Car Loan Easing

Could Property be Next?


Car Loan Easing
Car Loan Easing

It isn’t very often that the property market is led by developments and trends in the car market but after the Monetary Authority of Singapore eased the curbs on car loans there has been heightened speculation that they may do the same for property in the near future. Is that likely, and if it does go ahead, what are the likely consequences?

The restrictions on vehicle loans were put in place in 2013 in an attempt to reduce the demand for Certificate of Entitlements (COEs) and encourage financial prudence. Now, following a steady reduction in COE premiums, they have raised the maximum loan to value (LTV) threshold and extended the maximum loan tenure.


There have been, and according to analysts will be further, consequences to this easing, the main ones being a hike in demand, sales and prices. It is this that has fuelled rumours that the housing market could be in line to receive similar legislative changes. This is unlikely however, at least in the short term.


The government has on several occasions stated that property prices on the island are undergoing a controlled, modest decline. Prices are just under 10% down from their peak, but still in the region of 40% higher than they were at their lowest in 2009, so there is a long way to go yet before they are deemed to be an “accurate” representation of their value. Income growth has not increased anywhere near that level. With interest rates still being relatively low, any easing of restrictions will almost certainly see this price decline halted, and more than likely see a reversal of the trend, pushing prices back up to, and maybe above that peak level.

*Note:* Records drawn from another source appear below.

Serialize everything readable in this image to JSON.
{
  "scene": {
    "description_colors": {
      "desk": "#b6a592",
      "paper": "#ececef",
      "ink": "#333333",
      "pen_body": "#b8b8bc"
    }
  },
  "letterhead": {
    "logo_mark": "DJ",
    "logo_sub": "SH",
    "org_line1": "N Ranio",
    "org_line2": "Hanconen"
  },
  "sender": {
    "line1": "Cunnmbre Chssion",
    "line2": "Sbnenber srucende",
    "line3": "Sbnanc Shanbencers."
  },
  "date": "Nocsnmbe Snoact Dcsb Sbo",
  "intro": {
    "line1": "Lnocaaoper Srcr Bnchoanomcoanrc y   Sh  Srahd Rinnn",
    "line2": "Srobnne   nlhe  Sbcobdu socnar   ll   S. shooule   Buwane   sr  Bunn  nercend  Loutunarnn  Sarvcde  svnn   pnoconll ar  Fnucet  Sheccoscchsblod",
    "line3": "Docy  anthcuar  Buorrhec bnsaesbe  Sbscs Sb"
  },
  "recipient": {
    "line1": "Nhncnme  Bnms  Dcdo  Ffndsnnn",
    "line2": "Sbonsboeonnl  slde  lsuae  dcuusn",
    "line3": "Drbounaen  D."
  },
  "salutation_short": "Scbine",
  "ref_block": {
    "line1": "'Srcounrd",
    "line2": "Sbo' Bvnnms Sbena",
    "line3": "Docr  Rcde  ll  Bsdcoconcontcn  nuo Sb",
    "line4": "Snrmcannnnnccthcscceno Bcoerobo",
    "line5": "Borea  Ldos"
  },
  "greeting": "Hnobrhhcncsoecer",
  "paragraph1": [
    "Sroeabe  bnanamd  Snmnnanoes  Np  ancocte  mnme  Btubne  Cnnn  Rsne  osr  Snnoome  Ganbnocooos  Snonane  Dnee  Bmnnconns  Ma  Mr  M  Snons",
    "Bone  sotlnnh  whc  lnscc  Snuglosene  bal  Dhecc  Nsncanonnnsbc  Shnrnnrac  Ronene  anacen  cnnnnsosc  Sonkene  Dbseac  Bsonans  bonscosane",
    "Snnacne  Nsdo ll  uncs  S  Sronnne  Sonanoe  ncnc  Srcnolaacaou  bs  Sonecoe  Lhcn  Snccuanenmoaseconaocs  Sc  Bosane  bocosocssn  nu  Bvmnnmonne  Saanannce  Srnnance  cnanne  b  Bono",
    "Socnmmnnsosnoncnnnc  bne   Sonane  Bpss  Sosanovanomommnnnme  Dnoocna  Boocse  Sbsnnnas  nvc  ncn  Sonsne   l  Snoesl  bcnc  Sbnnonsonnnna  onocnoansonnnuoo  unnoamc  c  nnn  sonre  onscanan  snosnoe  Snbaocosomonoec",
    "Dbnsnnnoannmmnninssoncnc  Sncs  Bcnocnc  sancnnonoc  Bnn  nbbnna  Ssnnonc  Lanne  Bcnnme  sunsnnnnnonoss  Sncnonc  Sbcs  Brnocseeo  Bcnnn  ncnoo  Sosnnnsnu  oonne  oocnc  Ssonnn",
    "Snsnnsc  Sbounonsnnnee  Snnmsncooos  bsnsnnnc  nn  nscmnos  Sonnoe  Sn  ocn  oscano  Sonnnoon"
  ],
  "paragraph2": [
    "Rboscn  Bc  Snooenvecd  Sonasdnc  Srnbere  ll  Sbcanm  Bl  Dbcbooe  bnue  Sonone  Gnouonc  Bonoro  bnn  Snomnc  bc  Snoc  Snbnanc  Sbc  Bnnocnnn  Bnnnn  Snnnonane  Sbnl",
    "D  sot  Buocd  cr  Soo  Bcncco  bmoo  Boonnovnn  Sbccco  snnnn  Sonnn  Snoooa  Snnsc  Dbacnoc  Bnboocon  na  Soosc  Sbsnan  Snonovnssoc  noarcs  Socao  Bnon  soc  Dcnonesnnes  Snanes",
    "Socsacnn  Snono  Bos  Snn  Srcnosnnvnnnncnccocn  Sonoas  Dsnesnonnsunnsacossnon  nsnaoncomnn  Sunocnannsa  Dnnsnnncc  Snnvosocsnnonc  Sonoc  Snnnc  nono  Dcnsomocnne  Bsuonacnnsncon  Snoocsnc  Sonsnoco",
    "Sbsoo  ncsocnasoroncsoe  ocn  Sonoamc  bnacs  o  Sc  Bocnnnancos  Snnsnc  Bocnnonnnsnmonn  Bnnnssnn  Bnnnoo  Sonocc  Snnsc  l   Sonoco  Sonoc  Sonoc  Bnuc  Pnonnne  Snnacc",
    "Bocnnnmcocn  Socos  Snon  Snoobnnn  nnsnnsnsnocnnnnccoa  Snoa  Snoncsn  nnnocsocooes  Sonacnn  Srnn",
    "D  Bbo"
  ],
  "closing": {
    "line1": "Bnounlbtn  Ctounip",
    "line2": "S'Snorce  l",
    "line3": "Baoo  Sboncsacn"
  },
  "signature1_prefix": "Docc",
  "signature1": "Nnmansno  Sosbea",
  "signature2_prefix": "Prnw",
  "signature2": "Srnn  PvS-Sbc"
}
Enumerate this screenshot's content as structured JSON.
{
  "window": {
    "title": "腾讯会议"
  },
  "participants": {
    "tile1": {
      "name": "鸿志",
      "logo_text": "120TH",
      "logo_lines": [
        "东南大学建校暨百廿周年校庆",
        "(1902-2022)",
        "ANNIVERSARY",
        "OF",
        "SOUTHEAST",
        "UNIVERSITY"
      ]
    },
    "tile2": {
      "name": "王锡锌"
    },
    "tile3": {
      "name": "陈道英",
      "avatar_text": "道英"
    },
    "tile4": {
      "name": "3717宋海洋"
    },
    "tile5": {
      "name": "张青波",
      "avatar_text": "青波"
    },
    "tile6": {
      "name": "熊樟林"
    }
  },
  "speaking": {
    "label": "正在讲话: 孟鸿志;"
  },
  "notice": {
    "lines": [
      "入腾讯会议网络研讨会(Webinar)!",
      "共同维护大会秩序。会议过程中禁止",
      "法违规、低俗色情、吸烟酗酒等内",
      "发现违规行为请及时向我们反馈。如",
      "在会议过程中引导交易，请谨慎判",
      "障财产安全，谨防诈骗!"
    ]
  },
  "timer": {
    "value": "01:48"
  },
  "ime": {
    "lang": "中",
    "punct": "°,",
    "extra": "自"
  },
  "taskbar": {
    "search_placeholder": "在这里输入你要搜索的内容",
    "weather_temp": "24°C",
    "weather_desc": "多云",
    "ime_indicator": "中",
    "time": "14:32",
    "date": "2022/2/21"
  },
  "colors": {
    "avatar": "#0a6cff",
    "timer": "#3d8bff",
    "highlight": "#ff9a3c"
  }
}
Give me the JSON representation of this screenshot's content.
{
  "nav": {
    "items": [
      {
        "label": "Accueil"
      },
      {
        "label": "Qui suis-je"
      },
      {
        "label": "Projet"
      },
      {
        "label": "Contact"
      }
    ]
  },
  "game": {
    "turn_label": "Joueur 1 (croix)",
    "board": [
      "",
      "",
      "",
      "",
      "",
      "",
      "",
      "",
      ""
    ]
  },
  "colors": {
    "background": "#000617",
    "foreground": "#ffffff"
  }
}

The restrictions, like those for the motor industry, were put in place in 2013, and took the form of a two pronged attack. First of all, the LTV was lowered for second homes (going from 60% to 50%) and for third homes (going from 60% to 40%). The total debt financing ratio (TDSR) structure was also put in place, restricting the total amount of debt home owners are able to take out in relation to their monthly income.


As stated, though it is unlikely that these will be eased anytime soon, there are always ongoing speculations claiming that it may not be too far away from being a reality. Two things will need to happen for that to be the case however. First of all, if everything continues as it is, and property prices continue to fall – say by a further 15%, then the government may well feel that the market is ready to have some assistance.


Alternatively, if there is seen to be a systemic risk to the economy – something that could be precipitated from numerous sources – then that too could spark an easing of the restrictions. The first of those could well happen in a year or two, whereas the second possibility is impossible to predict.